Template: nslcd/ldap-binddn
Type: string
_Description: LDAP database user:
 Please enter the name of the account that will be used to log in to the LDAP
 database. This value should be specified as a DN (distinguished name).

Template: nslcd/ldap-bindpw
Type: password
_Description: LDAP user password:
 Please enter the password that will be used to log in to the LDAP database.

Template: nslcd/ldap-sasl-mech
Type: select
Choices: auto, LOGIN, PLAIN, NTLM, CRAM-MD5, DIGEST-MD5, SCRAM, GSSAPI, SKEY, OTP, EXTERNAL
_Description: SASL mechanism to use:
 Please choose the SASL mechanism that will be used to authenticate to the LDAP
 database:
 .
  * auto: auto-negotiation;
  * LOGIN: deprecated in favor of PLAIN;
  * PLAIN: simple cleartext password mechanism;
  * NTLM: NT LAN Manager authentication mechanism;
  * CRAM-MD5: challenge-response scheme based on HMAC-MD5;
  * DIGEST-MD5: HTTP Digest compatible challenge-response scheme;
  * SCRAM: salted challenge-response mechanism;
  * GSSAPI: used for Kerberos;
  * SKEY: S/KEY mechanism (obsoleted by OTP);
  * OTP: One Time Password mechanism;
  * EXTERNAL: authentication is implicit in the context.

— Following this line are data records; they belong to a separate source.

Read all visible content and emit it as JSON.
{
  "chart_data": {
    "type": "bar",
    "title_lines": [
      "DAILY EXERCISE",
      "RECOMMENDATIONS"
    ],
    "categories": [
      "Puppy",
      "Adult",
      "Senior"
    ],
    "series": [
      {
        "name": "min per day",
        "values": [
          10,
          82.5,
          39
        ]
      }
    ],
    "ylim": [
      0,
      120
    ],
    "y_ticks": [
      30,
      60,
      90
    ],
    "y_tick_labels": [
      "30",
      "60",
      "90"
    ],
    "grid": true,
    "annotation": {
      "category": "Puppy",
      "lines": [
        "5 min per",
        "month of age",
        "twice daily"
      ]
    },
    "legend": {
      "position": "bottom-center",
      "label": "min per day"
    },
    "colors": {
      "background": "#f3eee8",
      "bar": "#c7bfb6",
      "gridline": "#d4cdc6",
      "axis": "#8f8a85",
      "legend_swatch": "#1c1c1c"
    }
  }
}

Template: nslcd/ldap-sasl-realm
Type: string
_Description: SASL realm:
 Please enter the SASL realm that will be used to authenticate to the LDAP
 database.
 .
 The realm is appended to authentication and authorization identities.
 .
 For GSSAPI, this can be left blank to use information from the Kerberos
 credentials cache.

Template: nslcd/ldap-sasl-authcid
Type: string
_Description: SASL authentication identity:
 Please enter the SASL authentication identity that will be used to authenticate to
 the LDAP database.
 .
 This is the login used in LOGIN, PLAIN, CRAM-MD5, and DIGEST-MD5 mechanisms.

Template: nslcd/ldap-sasl-authzid
Type: string
_Description: SASL proxy authorization identity:
 Please enter the proxy authorization identity that will be used to authenticate to
 the LDAP database.
 .
 This is the object in the name of which the LDAP request is done.
 This value should be specified as a DN (distinguished name).

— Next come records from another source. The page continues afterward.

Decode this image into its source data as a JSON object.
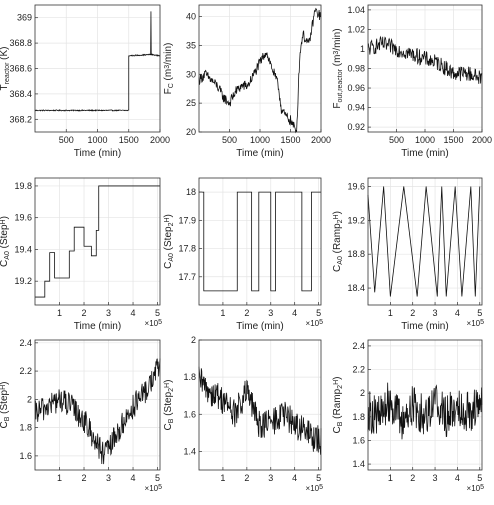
{
  "chart_data": [
    {
      "id": "p1",
      "type": "line",
      "ylabel": "T_reactor (K)",
      "xlabel": "Time (min)",
      "xlim": [
        0,
        2000
      ],
      "ylim": [
        368.1,
        369.1
      ],
      "xticks": [
        "500",
        "1000",
        "1500",
        "2000"
      ],
      "xtick_values": [
        500,
        1000,
        1500,
        2000
      ],
      "yticks": [
        "368.2",
        "368.4",
        "368.6",
        "368.8",
        "369"
      ],
      "ytick_values": [
        368.2,
        368.4,
        368.6,
        368.8,
        369.0
      ],
      "x_multiplier": "",
      "grid": true,
      "series": [
        {
          "x": [
            0,
            1500,
            1500,
            1850,
            1855,
            1860,
            2000
          ],
          "y": [
            368.27,
            368.27,
            368.7,
            368.71,
            369.05,
            368.71,
            368.7
          ]
        }
      ]
    },
    {
      "id": "p2",
      "type": "line",
      "ylabel": "F_C (m^3/min)",
      "xlabel": "Time (min)",
      "xlim": [
        0,
        2000
      ],
      "ylim": [
        20,
        42
      ],
      "xticks": [
        "500",
        "1000",
        "1500",
        "2000"
      ],
      "xtick_values": [
        500,
        1000,
        1500,
        2000
      ],
      "yticks": [
        "20",
        "25",
        "30",
        "35",
        "40"
      ],
      "ytick_values": [
        20,
        25,
        30,
        35,
        40
      ],
      "x_multiplier": "",
      "grid": true,
      "series": [
        {
          "x": [
            0,
            100,
            200,
            300,
            400,
            500,
            600,
            700,
            800,
            900,
            1000,
            1100,
            1200,
            1300,
            1350,
            1400,
            1500,
            1600,
            1650,
            1700,
            1800,
            1900,
            2000
          ],
          "y": [
            29,
            30,
            29,
            28,
            26,
            25,
            27,
            28,
            28,
            30,
            32,
            34,
            31,
            28,
            24,
            23,
            22,
            20,
            33,
            37,
            35,
            41,
            40
          ]
        }
      ]
    },
    {
      "id": "p3",
      "type": "line",
      "ylabel": "F_out,reactor (m^3/min)",
      "xlabel": "Time (min)",
      "xlim": [
        0,
        2000
      ],
      "ylim": [
        0.915,
        1.045
      ],
      "xticks": [
        "500",
        "1000",
        "1500",
        "2000"
      ],
      "xtick_values": [
        500,
        1000,
        1500,
        2000
      ],
      "yticks": [
        "0.92",
        "0.94",
        "0.96",
        "0.98",
        "1",
        "1.02",
        "1.04"
      ],
      "ytick_values": [
        0.92,
        0.94,
        0.96,
        0.98,
        1.0,
        1.02,
        1.04
      ],
      "x_multiplier": "",
      "grid": true,
      "series": [
        {
          "x": [
            0,
            250,
            500,
            750,
            1000,
            1250,
            1500,
            1750,
            2000
          ],
          "y": [
            1.0,
            1.005,
            1.0,
            0.995,
            0.99,
            0.985,
            0.975,
            0.975,
            0.97
          ]
        }
      ]
    },
    {
      "id": "p4",
      "type": "line",
      "ylabel": "C_A0 (Step^H)",
      "xlabel": "Time (min)",
      "xlim": [
        0,
        510000
      ],
      "ylim": [
        19.05,
        19.85
      ],
      "xticks": [
        "1",
        "2",
        "3",
        "4",
        "5"
      ],
      "xtick_values": [
        100000,
        200000,
        300000,
        400000,
        500000
      ],
      "yticks": [
        "19.2",
        "19.4",
        "19.6",
        "19.8"
      ],
      "ytick_values": [
        19.2,
        19.4,
        19.6,
        19.8
      ],
      "x_multiplier": "×10^5",
      "grid": true,
      "series": [
        {
          "x": [
            0,
            40000,
            40000,
            60000,
            60000,
            80000,
            80000,
            100000,
            100000,
            140000,
            140000,
            160000,
            160000,
            200000,
            200000,
            230000,
            230000,
            250000,
            250000,
            260000,
            260000,
            510000
          ],
          "y": [
            19.1,
            19.1,
            19.2,
            19.2,
            19.38,
            19.38,
            19.22,
            19.22,
            19.22,
            19.22,
            19.39,
            19.39,
            19.54,
            19.54,
            19.42,
            19.42,
            19.36,
            19.36,
            19.52,
            19.52,
            19.8,
            19.8
          ]
        }
      ]
    },
    {
      "id": "p5",
      "type": "line",
      "ylabel": "C_A0 (Step_2^H)",
      "xlabel": "Time (min)",
      "xlim": [
        0,
        510000
      ],
      "ylim": [
        17.6,
        18.05
      ],
      "xticks": [
        "1",
        "2",
        "3",
        "4",
        "5"
      ],
      "xtick_values": [
        100000,
        200000,
        300000,
        400000,
        500000
      ],
      "yticks": [
        "17.7",
        "17.8",
        "17.9",
        "18"
      ],
      "ytick_values": [
        17.7,
        17.8,
        17.9,
        18.0
      ],
      "x_multiplier": "×10^5",
      "grid": true,
      "series": [
        {
          "x": [
            0,
            20000,
            20000,
            160000,
            160000,
            220000,
            220000,
            250000,
            250000,
            300000,
            300000,
            320000,
            320000,
            430000,
            430000,
            470000,
            470000,
            510000
          ],
          "y": [
            18,
            18,
            17.65,
            17.65,
            18,
            18,
            17.65,
            17.65,
            18,
            18,
            17.65,
            17.65,
            18,
            18,
            17.65,
            17.65,
            18,
            18
          ]
        }
      ]
    },
    {
      "id": "p6",
      "type": "line",
      "ylabel": "C_A0 (Ramp_2^H)",
      "xlabel": "Time (min)",
      "xlim": [
        0,
        510000
      ],
      "ylim": [
        18.2,
        19.7
      ],
      "xticks": [
        "1",
        "2",
        "3",
        "4",
        "5"
      ],
      "xtick_values": [
        100000,
        200000,
        300000,
        400000,
        500000
      ],
      "yticks": [
        "18.4",
        "18.8",
        "19.2",
        "19.6"
      ],
      "ytick_values": [
        18.4,
        18.8,
        19.2,
        19.6
      ],
      "x_multiplier": "×10^5",
      "grid": true,
      "series": [
        {
          "x": [
            0,
            30000,
            70000,
            100000,
            160000,
            220000,
            260000,
            310000,
            330000,
            350000,
            390000,
            420000,
            460000,
            480000,
            500000
          ],
          "y": [
            19.5,
            18.35,
            19.6,
            18.3,
            19.6,
            18.3,
            19.6,
            18.3,
            19.6,
            18.3,
            19.6,
            18.3,
            19.6,
            18.3,
            19.6
          ]
        }
      ]
    },
    {
      "id": "p7",
      "type": "line",
      "ylabel": "C_B (Step^H)",
      "xlabel": "",
      "xlim": [
        0,
        510000
      ],
      "ylim": [
        1.5,
        2.42
      ],
      "xticks": [
        "1",
        "2",
        "3",
        "4",
        "5"
      ],
      "xtick_values": [
        100000,
        200000,
        300000,
        400000,
        500000
      ],
      "yticks": [
        "1.6",
        "1.8",
        "2",
        "2.2",
        "2.4"
      ],
      "ytick_values": [
        1.6,
        1.8,
        2.0,
        2.2,
        2.4
      ],
      "x_multiplier": "×10^5",
      "grid": true,
      "series": [
        {
          "x": [
            0,
            50000,
            100000,
            150000,
            200000,
            250000,
            280000,
            300000,
            350000,
            400000,
            450000,
            510000
          ],
          "y": [
            1.9,
            1.95,
            2.0,
            1.95,
            1.85,
            1.7,
            1.6,
            1.65,
            1.8,
            1.95,
            2.05,
            2.25
          ]
        }
      ]
    },
    {
      "id": "p8",
      "type": "line",
      "ylabel": "C_B (Step_2^H)",
      "xlabel": "",
      "xlim": [
        0,
        510000
      ],
      "ylim": [
        1.3,
        2.0
      ],
      "xticks": [
        "1",
        "2",
        "3",
        "4",
        "5"
      ],
      "xtick_values": [
        100000,
        200000,
        300000,
        400000,
        500000
      ],
      "yticks": [
        "1.4",
        "1.6",
        "1.8",
        "2"
      ],
      "ytick_values": [
        1.4,
        1.6,
        1.8,
        2.0
      ],
      "x_multiplier": "×10^5",
      "grid": true,
      "series": [
        {
          "x": [
            0,
            50000,
            100000,
            150000,
            200000,
            250000,
            300000,
            350000,
            400000,
            450000,
            510000
          ],
          "y": [
            1.78,
            1.72,
            1.68,
            1.6,
            1.72,
            1.55,
            1.55,
            1.6,
            1.55,
            1.5,
            1.45
          ]
        }
      ]
    },
    {
      "id": "p9",
      "type": "line",
      "ylabel": "C_B (Ramp_2^H)",
      "xlabel": "",
      "xlim": [
        0,
        510000
      ],
      "ylim": [
        1.35,
        2.45
      ],
      "xticks": [
        "1",
        "2",
        "3",
        "4",
        "5"
      ],
      "xtick_values": [
        100000,
        200000,
        300000,
        400000,
        500000
      ],
      "yticks": [
        "1.4",
        "1.6",
        "1.8",
        "2",
        "2.2",
        "2.4"
      ],
      "ytick_values": [
        1.4,
        1.6,
        1.8,
        2.0,
        2.2,
        2.4
      ],
      "x_multiplier": "×10^5",
      "grid": true,
      "series": [
        {
          "x": [
            0,
            50000,
            100000,
            150000,
            200000,
            250000,
            300000,
            350000,
            400000,
            450000,
            510000
          ],
          "y": [
            1.85,
            1.8,
            1.95,
            1.75,
            1.9,
            1.8,
            1.95,
            1.8,
            1.9,
            1.85,
            1.9
          ]
        }
      ]
    }
  ]
}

Template: nslcd/ldap-sasl-secprops
Type: string
_Description: Cyrus SASL security properties:
 Please enter the Cyrus SASL security properties.
 .
 Allowed values are described in the ldap.conf(5) manual page
 in the SASL OPTIONS section.

Template: nslcd/ldap-sasl-krb5-ccname
Type: string
Default: /var/run/nslcd/nslcd.tkt
_Description: Kerberos credential cache file path:
 Please enter the GSSAPI/Kerberos credential cache file name that will be used.

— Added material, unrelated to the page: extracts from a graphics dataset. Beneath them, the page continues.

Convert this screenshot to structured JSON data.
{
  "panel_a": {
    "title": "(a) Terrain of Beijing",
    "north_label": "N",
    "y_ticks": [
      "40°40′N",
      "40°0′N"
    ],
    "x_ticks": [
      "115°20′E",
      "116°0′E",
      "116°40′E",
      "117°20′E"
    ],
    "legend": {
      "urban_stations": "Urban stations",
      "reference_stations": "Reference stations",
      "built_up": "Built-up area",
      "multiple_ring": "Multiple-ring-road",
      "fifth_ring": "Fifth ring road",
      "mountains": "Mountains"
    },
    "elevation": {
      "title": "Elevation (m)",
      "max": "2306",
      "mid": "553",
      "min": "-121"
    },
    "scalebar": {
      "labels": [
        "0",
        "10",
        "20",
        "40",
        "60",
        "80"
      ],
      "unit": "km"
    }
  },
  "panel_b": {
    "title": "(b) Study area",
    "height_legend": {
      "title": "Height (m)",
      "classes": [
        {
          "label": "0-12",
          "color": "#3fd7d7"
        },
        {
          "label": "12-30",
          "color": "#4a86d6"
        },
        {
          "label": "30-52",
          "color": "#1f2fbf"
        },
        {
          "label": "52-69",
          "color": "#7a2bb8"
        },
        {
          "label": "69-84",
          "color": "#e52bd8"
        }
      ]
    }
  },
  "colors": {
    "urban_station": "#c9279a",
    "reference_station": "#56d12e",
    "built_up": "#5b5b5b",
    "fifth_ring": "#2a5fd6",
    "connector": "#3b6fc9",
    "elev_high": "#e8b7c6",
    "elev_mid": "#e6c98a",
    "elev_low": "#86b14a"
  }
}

Template: nslcd/ldap-starttls
Type: boolean
_Description: Use StartTLS?
 Please choose whether the connection to the LDAP server should use
 StartTLS to encrypt the connection.

Template: nslcd/ldap-reqcert
Type: select
__Choices: never, allow, try, demand
_Description: Check server's SSL certificate:
 When an encrypted connection is used, a server certificate can be requested
 and checked. Please choose whether lookups should be configured to require
 a certificate, and whether certificates should be checked for validity:
 .
  * never: no certificate will be requested or checked;
  * allow: a certificate will be requested, but it is not
           required or checked;
  * try: a certificate will be requested and checked, but if no
         certificate is provided, it is ignored;
  * demand: a certificate will be requested, required, and checked.
 .
 If certificate checking is enabled, at least one of the tls_cacertdir or
 tls_cacertfile options must be put in /etc/nslcd.conf.